Even in standard prompts where I tell it "Change this label from X to Y", it ended reordering the tabs unrelated to ask. Again I was not able for it to explain why - it was so abrupt. And it was in fresh context, without any pollution on what I expect it to do.

I also noticed a different behaviour regarding skill; today and yesterday it would not be following skill guidance at all ie: skill writing skill - I'd have to explicitly tell it to test skills after writing them, when this is a behaviour expected by default. Similarly with other skills - knowing that it should have done something per skill guidelines and it not doing it at all. This is new behaviour that I've not seen a week ago.

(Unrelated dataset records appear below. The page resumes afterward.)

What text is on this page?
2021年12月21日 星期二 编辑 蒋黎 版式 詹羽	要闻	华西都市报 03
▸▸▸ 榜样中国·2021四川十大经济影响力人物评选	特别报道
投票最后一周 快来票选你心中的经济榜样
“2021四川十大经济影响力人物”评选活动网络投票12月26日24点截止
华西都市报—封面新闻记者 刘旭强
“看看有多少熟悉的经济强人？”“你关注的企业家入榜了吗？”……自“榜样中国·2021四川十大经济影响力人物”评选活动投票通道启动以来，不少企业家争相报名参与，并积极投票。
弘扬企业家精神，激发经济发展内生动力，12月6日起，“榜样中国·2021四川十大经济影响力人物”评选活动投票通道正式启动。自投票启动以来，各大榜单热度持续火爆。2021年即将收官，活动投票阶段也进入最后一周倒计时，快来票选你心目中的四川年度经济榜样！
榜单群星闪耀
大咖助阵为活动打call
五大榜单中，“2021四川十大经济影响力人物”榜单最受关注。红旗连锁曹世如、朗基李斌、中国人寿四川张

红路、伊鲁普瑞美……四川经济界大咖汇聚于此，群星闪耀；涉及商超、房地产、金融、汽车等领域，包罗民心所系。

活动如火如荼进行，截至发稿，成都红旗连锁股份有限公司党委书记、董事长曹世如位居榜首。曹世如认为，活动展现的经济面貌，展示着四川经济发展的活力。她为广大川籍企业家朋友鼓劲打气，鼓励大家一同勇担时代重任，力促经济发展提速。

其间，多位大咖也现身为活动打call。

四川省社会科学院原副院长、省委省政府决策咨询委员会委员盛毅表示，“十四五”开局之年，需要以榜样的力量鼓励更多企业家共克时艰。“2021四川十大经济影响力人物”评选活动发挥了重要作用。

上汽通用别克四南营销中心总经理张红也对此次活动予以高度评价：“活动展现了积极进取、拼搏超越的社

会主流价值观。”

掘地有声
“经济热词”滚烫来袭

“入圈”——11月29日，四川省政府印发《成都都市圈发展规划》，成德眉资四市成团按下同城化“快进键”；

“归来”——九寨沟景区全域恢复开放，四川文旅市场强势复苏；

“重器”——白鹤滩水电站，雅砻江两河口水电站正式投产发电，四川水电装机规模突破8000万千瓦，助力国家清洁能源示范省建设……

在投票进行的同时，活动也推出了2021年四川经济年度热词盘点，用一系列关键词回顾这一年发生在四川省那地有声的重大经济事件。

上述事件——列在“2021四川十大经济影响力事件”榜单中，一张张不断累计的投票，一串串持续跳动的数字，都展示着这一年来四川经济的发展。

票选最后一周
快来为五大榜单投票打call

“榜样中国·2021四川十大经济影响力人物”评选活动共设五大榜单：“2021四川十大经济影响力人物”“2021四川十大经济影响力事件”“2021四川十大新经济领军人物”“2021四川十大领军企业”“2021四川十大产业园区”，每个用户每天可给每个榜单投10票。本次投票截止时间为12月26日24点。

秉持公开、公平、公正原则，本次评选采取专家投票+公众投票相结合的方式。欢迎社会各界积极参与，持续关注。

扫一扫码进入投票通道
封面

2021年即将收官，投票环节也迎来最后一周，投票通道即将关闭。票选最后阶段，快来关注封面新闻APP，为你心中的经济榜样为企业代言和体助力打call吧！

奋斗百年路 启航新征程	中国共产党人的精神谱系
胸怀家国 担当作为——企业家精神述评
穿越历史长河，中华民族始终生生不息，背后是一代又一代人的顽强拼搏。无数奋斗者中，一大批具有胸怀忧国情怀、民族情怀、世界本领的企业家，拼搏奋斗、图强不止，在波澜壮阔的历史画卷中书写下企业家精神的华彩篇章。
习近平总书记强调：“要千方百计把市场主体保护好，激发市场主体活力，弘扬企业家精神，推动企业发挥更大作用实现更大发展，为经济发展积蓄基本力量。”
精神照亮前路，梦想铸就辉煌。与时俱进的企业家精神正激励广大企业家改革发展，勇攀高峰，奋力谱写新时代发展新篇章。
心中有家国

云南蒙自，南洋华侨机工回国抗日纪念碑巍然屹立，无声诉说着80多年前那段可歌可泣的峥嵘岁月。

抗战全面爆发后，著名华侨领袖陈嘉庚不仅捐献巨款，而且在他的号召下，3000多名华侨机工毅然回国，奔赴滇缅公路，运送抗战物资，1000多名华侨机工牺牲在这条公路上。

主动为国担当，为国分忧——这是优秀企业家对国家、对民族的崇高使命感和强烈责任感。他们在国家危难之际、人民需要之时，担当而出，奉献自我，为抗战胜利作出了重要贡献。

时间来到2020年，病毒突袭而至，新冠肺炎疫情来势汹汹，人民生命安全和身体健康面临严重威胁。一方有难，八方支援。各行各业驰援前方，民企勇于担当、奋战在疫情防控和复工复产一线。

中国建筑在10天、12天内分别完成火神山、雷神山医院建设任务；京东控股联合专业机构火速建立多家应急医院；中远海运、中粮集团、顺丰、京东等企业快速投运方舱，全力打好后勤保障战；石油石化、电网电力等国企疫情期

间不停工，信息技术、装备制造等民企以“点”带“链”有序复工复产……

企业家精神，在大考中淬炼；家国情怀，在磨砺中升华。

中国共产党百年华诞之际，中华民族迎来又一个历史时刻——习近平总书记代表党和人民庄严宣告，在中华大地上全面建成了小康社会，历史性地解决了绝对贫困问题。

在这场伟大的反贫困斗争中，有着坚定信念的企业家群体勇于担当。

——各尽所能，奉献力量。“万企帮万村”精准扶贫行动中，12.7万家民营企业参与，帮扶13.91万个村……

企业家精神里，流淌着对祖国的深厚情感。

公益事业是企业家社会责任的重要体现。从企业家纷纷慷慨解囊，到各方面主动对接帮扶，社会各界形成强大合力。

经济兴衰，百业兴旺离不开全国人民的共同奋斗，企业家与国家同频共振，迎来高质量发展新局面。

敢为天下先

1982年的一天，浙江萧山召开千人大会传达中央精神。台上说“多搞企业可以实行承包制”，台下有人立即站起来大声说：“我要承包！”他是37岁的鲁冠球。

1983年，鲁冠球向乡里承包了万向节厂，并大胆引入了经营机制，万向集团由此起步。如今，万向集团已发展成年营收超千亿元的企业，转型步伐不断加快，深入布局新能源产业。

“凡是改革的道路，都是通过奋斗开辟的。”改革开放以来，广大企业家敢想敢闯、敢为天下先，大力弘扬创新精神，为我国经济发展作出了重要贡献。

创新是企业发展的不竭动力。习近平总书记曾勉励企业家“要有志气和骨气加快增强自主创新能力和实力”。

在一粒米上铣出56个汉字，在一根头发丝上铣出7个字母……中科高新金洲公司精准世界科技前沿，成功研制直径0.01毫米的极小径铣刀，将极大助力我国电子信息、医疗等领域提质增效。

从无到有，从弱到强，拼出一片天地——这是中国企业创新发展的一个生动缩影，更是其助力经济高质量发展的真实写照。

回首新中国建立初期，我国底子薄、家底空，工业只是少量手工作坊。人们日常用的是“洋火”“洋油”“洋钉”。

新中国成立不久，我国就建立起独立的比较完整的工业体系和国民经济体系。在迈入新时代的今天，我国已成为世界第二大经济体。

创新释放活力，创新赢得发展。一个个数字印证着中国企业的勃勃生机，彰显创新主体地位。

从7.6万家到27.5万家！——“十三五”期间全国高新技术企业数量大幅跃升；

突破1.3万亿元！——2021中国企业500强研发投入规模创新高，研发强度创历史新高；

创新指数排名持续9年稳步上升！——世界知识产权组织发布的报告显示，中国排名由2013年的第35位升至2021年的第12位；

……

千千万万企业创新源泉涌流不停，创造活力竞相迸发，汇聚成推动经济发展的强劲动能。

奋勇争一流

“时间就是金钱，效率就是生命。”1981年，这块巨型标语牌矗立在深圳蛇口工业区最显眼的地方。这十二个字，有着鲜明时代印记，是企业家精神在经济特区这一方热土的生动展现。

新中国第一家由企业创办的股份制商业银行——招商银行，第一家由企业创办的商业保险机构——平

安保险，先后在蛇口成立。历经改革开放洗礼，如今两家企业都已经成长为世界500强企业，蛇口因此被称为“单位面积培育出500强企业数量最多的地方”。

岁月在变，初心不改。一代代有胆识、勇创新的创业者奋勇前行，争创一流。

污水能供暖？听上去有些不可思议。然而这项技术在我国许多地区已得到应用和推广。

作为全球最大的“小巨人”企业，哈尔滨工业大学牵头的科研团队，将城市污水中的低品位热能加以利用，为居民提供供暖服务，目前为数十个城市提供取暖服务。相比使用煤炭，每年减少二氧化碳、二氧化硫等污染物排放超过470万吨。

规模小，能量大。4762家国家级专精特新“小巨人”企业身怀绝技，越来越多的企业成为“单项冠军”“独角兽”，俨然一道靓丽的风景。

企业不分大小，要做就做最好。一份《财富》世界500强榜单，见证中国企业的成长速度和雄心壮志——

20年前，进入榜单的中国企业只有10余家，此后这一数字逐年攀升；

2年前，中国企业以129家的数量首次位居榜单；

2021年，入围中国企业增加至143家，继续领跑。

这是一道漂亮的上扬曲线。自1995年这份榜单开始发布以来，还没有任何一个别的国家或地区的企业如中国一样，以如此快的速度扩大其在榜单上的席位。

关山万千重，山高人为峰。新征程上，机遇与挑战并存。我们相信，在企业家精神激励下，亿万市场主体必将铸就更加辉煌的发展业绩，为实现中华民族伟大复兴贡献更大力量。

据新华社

jeremyjh · 2026-05-28T22:23:46 1780007026

There are certainly domains where AI is not so effective, but at this point I would agree that at least in terms of web development if you can't get effective results from agents at this point it is a skill issue. That skill can be learned, if you recognize that learning is part of the solution. I do think prior experience in product design, specifications & business analysis as well as engineering leadership are all extremely helpful. Its about putting the agent in a box so small that it really can't screw up; but its also about being able to review design and code rigorously - to see around corners and anticipate possible weaknesses etc. There is really nothing I have to do when working with an agent that I haven't already been doing for decades but it seems to me that a lot of developers have never found a single bug while reviewing someone else's code.